# Title : From common properties to Synthetic Lethality prediction
# Date
29042020
# Goal
- To explore the data available on interactors partners and go terms of the budding yeast genes, to see the correlations between the common go terms and common interaction partners between two genes and the type of pairwise interaction .
- Here I am focused on synthetic lethality interactions and negative interactions as the positive classes. The rest of the interactions are seen as the opposite class.
# Method
Marginal features,i.e, summary of the variable
- common interaction partners between two genes
- common Go terms between two genes
Correlations explored using
Python
Test the capability of applying some methods to fit the data and make some predictions
# Results
THE CODE THAT GENERATES THESE PLOTS IS IN THIS GITHUB REPO
{#fig:hist}
# Only taking Synthetic lethals interaction as the target one over 1000 genes
Variables explained:
- n_common= # of common interactors between pairA(query) and pairB(target)

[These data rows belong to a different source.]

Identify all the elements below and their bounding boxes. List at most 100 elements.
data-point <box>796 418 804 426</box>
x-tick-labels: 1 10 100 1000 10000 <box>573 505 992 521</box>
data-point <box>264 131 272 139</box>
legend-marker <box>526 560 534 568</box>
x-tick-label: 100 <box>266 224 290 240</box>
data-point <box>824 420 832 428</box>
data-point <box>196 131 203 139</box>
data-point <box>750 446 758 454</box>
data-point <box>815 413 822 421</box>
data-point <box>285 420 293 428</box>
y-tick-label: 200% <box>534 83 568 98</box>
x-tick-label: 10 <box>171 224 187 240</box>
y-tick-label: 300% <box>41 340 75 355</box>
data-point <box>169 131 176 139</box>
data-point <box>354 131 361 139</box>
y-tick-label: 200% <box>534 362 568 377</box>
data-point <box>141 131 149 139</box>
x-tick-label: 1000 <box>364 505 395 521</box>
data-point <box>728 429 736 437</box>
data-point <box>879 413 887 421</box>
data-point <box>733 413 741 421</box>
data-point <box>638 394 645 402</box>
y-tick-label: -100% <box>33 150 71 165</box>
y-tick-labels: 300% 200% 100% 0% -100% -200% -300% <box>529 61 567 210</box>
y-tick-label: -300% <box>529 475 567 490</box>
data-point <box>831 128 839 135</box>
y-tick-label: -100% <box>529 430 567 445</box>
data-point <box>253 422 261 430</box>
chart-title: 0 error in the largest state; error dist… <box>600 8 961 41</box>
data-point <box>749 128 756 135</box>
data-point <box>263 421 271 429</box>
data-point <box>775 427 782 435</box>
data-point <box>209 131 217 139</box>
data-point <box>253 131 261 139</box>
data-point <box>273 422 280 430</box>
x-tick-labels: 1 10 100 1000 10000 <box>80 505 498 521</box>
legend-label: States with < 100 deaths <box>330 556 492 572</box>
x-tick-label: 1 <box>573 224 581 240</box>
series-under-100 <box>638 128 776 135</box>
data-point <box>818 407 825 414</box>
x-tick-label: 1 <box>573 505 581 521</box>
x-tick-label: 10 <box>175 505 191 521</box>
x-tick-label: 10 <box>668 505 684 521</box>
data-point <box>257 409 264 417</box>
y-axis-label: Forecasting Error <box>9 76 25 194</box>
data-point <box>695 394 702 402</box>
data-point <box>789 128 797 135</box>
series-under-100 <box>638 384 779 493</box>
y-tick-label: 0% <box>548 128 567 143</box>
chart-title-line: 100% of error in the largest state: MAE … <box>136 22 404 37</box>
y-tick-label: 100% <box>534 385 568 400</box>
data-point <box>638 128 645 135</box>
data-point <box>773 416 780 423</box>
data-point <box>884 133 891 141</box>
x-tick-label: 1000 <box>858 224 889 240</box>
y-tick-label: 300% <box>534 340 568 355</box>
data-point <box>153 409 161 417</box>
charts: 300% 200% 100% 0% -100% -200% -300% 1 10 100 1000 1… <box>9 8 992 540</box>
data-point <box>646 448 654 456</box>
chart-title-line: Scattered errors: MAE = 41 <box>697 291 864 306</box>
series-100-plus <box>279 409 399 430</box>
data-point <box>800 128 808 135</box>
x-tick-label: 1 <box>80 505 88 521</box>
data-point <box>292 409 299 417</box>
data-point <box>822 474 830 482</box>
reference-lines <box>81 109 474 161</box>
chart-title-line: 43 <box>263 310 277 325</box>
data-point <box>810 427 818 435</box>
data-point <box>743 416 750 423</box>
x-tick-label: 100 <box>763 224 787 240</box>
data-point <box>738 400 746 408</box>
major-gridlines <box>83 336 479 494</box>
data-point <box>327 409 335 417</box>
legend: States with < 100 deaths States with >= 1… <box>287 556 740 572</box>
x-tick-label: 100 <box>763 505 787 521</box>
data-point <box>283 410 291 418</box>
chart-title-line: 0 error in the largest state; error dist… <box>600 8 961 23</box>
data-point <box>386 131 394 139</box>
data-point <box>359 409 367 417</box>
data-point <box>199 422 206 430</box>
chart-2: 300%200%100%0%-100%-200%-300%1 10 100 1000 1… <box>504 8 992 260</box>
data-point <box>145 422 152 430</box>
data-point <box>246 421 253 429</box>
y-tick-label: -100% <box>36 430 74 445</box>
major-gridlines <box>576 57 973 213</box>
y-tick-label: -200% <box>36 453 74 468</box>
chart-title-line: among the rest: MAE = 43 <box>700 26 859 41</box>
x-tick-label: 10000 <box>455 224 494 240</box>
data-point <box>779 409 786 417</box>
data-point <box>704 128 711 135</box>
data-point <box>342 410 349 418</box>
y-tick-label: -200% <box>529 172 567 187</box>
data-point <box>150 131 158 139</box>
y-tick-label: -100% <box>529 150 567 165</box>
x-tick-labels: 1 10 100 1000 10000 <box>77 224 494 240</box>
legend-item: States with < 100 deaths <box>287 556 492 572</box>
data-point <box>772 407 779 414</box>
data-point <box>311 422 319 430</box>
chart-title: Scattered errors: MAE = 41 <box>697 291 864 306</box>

- fraction of common partners :
$\frac{n_{common}}{len(partners of pair A)}$
fraction of common go= # of common go terms between pairA(query) and pairB(target)
type-code : 0 if type of interaction is not SL,1 if type of interaction is SL
fraction-of-common-partners | fraction-of-common-go | |
---|---|---|
corr with type-code | 0.07576721633851422 | 0.04771031641861598 |
p-value | 2.3182505415835613e-75 | 6.807479091460884e-31 |
Interpretation
- There is a poor correlation between the fact of being synthetic lethals and the common properties. However all the poor correlations are highly significant and positive.
# Taking Negative Genetic and Synthetic lethals interaction as the target one over 1000 genes
{#fig:correlation-NG}
{#fig:violinplots-NG}
- Interpretation
- After considering also gene pairs annotated to interact negatively in the same class as SL, the correlation gets a bit better.
- We can see that the fraction of common go terms correlates negatively with the type of interaction. This reads as: As the code increase(to 1,in this case SL or negative) the fraction of common go terms decrease in the pair and viceversa.
- We can see in the table below that actually the negative correlation with common go terms and the type of interaction is highly significant. This could be a confirmation that as more overlapping biophysical properties two genes have , the less the chances those genes interact negatively or in the worse case being synthetic lethals.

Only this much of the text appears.